?Your e-mail address is "hidden" and, after attempting unsuccessfully for two days to reply to your message, I asked the webmaster, and later, a friend and client, to post this or otherwise get it to you. This may not be of interest but I'll post it anyway:
Stanton lists the battalion as 767th Antiaircraft Artillery (Gun) Battalion (Semimobile). Sawicki as 767th Antiaircraft Artillery (Automatic Weapons) Battalion (Semimobile). Neither mentions anything of a reorganization and/or redesignation at any time in the battalion’s existence. This doesn't happen often but, when it does, I incline toward Sawicki (he devoted almost thirty years to compiling his multi-volume series of unit histories).
The battalion was constituted in the Army of the United States (AUS) 25 February 1943, activated 15 September 1943 at Fort Kobbe, Canal Zone and disbanded 1 February 1946 at Fort Kobbe. The only honor listed is the American Theater Streamer without inscription. The battalion appears to have been assigned to either Pacific Coast Artillery Brigade (later redesignated 76th Antiaircraft Artillery Brigade) or 83rd Antiaircraft Artillery Group.

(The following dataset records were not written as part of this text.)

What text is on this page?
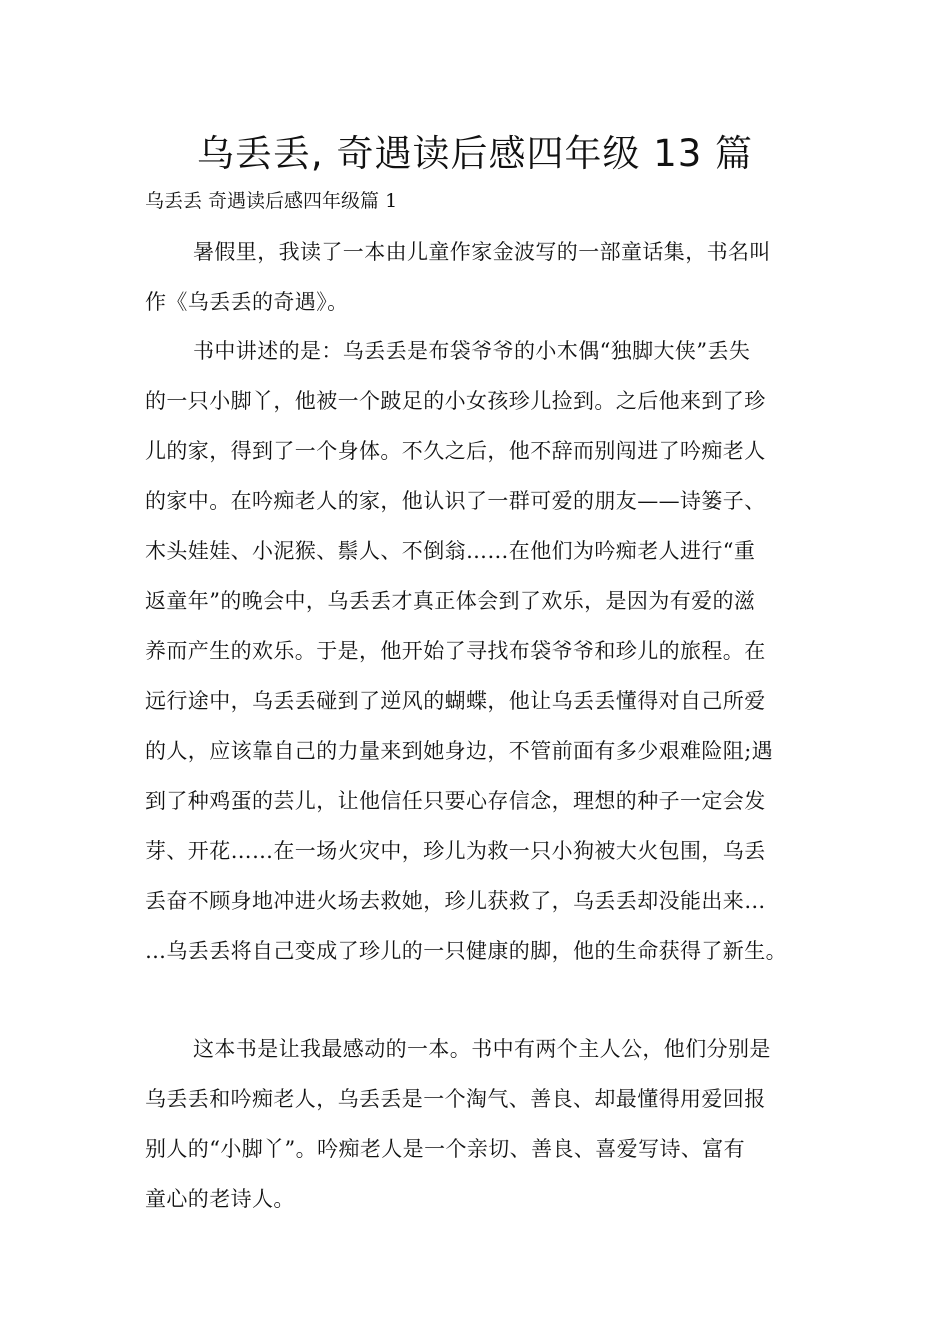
乌丢丢, 奇遇读后感四年级 13 篇
乌丢丢 奇遇读后感四年级篇 1
暑假里，我读了一本由儿童作家金波写的一部童话集，书名叫
作《乌丢丢的奇遇》。
书中讲述的是：乌丢丢是布袋爷爷的小木偶“独脚大侠”丢失
的一只小脚丫，他被一个跛足的小女孩珍儿捡到。之后他来到了珍
儿的家，得到了一个身体。不久之后，他不辞而别闯进了吟痴老人
的家中。在吟痴老人的家，他认识了一群可爱的朋友——诗篓子、
木头娃娃、小泥猴、鬃人、不倒翁……在他们为吟痴老人进行“重
返童年”的晚会中，乌丢丢才真正体会到了欢乐，是因为有爱的滋
养而产生的欢乐。于是，他开始了寻找布袋爷爷和珍儿的旅程。在
远行途中，乌丢丢碰到了逆风的蝴蝶，他让乌丢丢懂得对自己所爱
的人，应该靠自己的力量来到她身边，不管前面有多少艰难险阻;遇
到了种鸡蛋的芸儿，让他信任只要心存信念，理想的种子一定会发
芽、开花……在一场火灾中，珍儿为救一只小狗被大火包围，乌丢
丢奋不顾身地冲进火场去救她，珍儿获救了，乌丢丢却没能出来…
…乌丢丢将自己变成了珍儿的一只健康的脚，他的生命获得了新生。
这本书是让我最感动的一本。书中有两个主人公，他们分别是
乌丢丢和吟痴老人，乌丢丢是一个淘气、善良、却最懂得用爱回报
别人的“小脚丫”。吟痴老人是一个亲切、善良、喜爱写诗、富有
童心的老诗人。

Both were situated at Fort Clayton.
Just prior to the outbreak of the war, due mainly to terrain and other factors, it was determined the greatest threat of attack to the Canal Zone was from the air. Accordingly, a plethora of antiaircraft artillery units was concentrated in the Zone. As the Allies gained air supremacy on all fronts, select battalions, as they were determined to be no longer needed, were inactivated or disbanded altogether to release officers and enlisted personnel for reassignment to other duties. Antiaircraft Artillery - referred to as Air Defense Artillery since the 1970's - has existed, and continues to do so, from its inception to the present.
First, there is not, nor has there ever been "Coastal Artillery." Proper terminology and spelling are crucial - especially when dealing with computers and government employees. You have all the information you need to secure Morning Reports pertaining to his service with Battery C, 767th AAA Battalion. The only problem remaining is dates of service. He can only have joined the 767th on or afterits activation on 15 September 1943. That’s potentially 104 Morning Reports. You still have at least 1 year, 7 months and 26 days (19 January 1942 - 14 September 1943) to account for.
You might try Morning Reports for 15 September through 15 October 1943. If he joined as a new member, there’s a good chance it occurred within that time frame. If you’re lucky enough to locate the MR recording his transfer-in, you can begin to backtrack from there (the MR will state the unit from which he came). You might also request MR’s for 26, 27 and 28 December 1943. One of these should record his transfer from the 767th and, possibly, his destination in the United States.
The 765th and the 767th were activated the same date. It’s possible both battalions were formed with personnel from the 73rd Coast Artillery (Antiaircraft) (Semimobile). The regiment was inactivated 15 September 1943 (less its 2nd Battalion, which consisted of Headquarters & Headquarters Battery, 2nd Battalion and Batteries F and H, all of which were inactivated three months later). He may have likewise joined the 767th from the 73rd. Contact me when you receive the Morning Reports.
733rd Btry Sep = 733rd Battery (Separate), Coast artillery. I’ve been unable to find the slightest reference to it anywhere. I thought perhaps it might be an element of, or somehow associated with, 733th CA Battalion or 733th AAA Battalion but there were no such units either.